What is the time complexity of an iteration through all possible sequences of an array

Question

An algorithm that goes through all possible sequences of indexes inside an array.

Time complexity of a single loop and is linear and two nested loops is quadratic O(n^2). But what if another loop is nested and goes through all indexes separated between these two indexes? Does the time complexity rise to cubic O(n^3)? When N becomes very large it doesn't seem that there are enough iterations to consider the complexity cubic yet it seems to big to be quadratic O(n^2)

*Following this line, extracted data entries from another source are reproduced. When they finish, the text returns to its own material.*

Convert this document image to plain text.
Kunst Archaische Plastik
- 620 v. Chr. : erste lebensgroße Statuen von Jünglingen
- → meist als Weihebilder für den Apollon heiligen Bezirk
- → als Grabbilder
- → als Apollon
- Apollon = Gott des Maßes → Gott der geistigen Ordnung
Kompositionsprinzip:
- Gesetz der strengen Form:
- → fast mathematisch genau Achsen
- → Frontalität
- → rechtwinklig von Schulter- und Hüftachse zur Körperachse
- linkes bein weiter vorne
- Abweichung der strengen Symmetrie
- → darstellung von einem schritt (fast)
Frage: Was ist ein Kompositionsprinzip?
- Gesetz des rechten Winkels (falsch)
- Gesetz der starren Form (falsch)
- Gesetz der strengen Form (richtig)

Here is the algorithm considering N = array length

for(int i=0; i < N; i++)
{
    for(int j=i; j < N; j++)
    {
        for(int start=i; start <= j; start++)
        {
          //statement
        }
    }
}

Here is a simple visual of the iterations when N=7(which goes on until i=7):

And so on..

Should we consider the time complexity here quadratic, cubic or as a different size complexity?

Answer 1

For the basic

for (int i = 0; i < N; i++) {
    for (int j = i; j < N; j++) {
        // something
    }
}

we execute something n * (n+1) / 2 times => O(n^2). As to why: it is the simplified form of
sum (sum 1 from y=x to n) from x=1 to n.

For your new case we have a similar formula:
sum (sum (sum 1 from z=x to y) from y=x to n) from x=1 to n. The result is n * (n + 1) * (n + 2) / 6 => O(n^3) => the time complexity is cubic.

The 1 in both formulas is where you enter the cost of something. This is in particular where you extend the formula further.

Note that all the indices may be off by one, I did not pay particular attention to < vs <=, etc.